My living plans for next school year are suddenly in limbo because one of the four people I was living with was supposed to be B, the girl I liked and the other two people, L and P, are worried that there'd be unnecessary drama if she were bring a guy home but if they decide that I can't end up living with them then I have no clue what I'm gonna do for housing because the deadline already passed for on-campus housing and I wasn't trying to live on campus next year.
In addition, I've decided that I'm pretty much done and over trying to get into a romantic relationship with B because she's either not being truthful with me or with L. According to L, me and B being together is something that's not ever gonna happen, but when B and I talked last week about our feelings about each other, it seemed more like it wasn't a matter of if we end up together but when we end up together. Which means that the way she's talking to L about shit is totally different from the way she's talking to me about shit. I'm cool with just staying close friends but I can't deal with this conflicting information I keep getting from both sides or this fucking rollercoaster of emotions.

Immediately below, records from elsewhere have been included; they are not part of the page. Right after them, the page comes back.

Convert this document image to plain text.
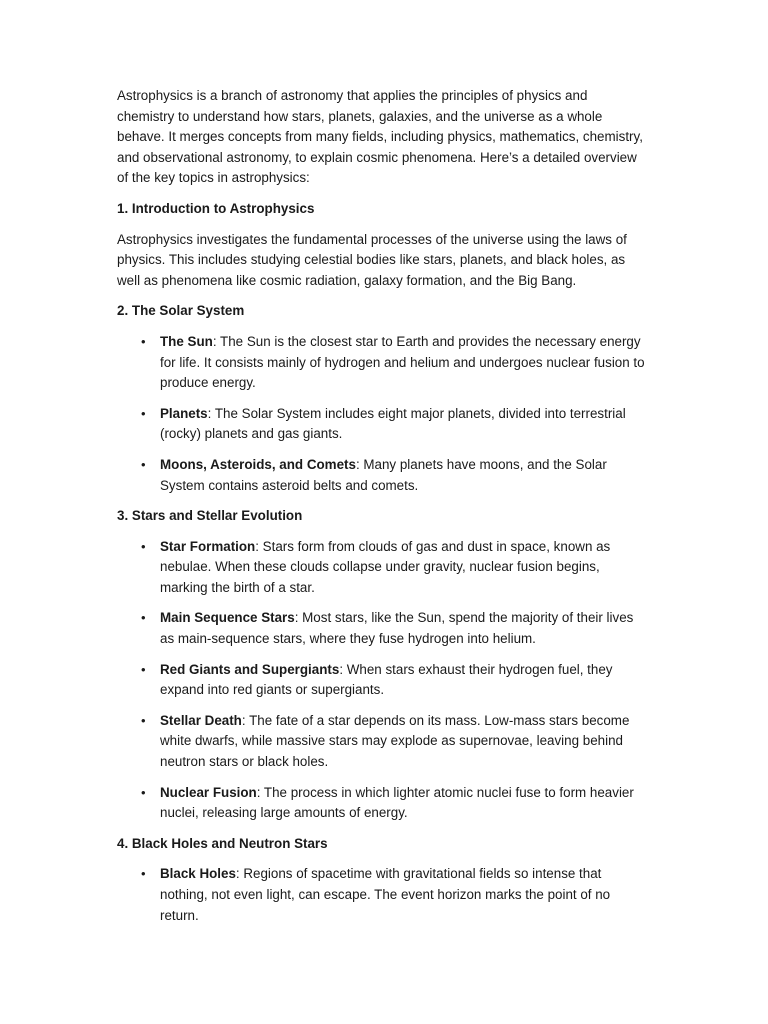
Astrophysics is a branch of astronomy that applies the principles of physics and chemistry to understand how stars, planets, galaxies, and the universe as a whole behave. It merges concepts from many fields, including physics, mathematics, chemistry, and observational astronomy, to explain cosmic phenomena. Here’s a detailed overview of the key topics in astrophysics:

1. Introduction to Astrophysics

Astrophysics investigates the fundamental processes of the universe using the laws of physics. This includes studying celestial bodies like stars, planets, and black holes, as well as phenomena like cosmic radiation, galaxy formation, and the Big Bang.

2. The Solar System

• The Sun: The Sun is the closest star to Earth and provides the necessary energy for life. It consists mainly of hydrogen and helium and undergoes nuclear fusion to produce energy.
• Planets: The Solar System includes eight major planets, divided into terrestrial (rocky) planets and gas giants.
• Moons, Asteroids, and Comets: Many planets have moons, and the Solar System contains asteroid belts and comets.

3. Stars and Stellar Evolution

• Star Formation: Stars form from clouds of gas and dust in space, known as nebulae. When these clouds collapse under gravity, nuclear fusion begins, marking the birth of a star.
• Main Sequence Stars: Most stars, like the Sun, spend the majority of their lives as main-sequence stars, where they fuse hydrogen into helium.
• Red Giants and Supergiants: When stars exhaust their hydrogen fuel, they expand into red giants or supergiants.
• Stellar Death: The fate of a star depends on its mass. Low-mass stars become white dwarfs, while massive stars may explode as supernovae, leaving behind neutron stars or black holes.
• Nuclear Fusion: The process in which lighter atomic nuclei fuse to form heavier nuclei, releasing large amounts of energy.

4. Black Holes and Neutron Stars

• Black Holes: Regions of spacetime with gravitational fields so intense that nothing, not even light, can escape. The event horizon marks the point of no return.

Finally, my roommate's been a douche to me all day because I said some stupid shit about B when I was drunk last night (albeit I did tell him I might be in love; I'm not) and he said B came into my dorm last night to make sure I wasn't dying or anything but apparently she said something to him about me but he refuses to tell me and claims that 'I shouldn't care because I'm over it'.
So basically my stress/anxiety level has shot up from about a 40 to an 85 in the span of about 14 hours.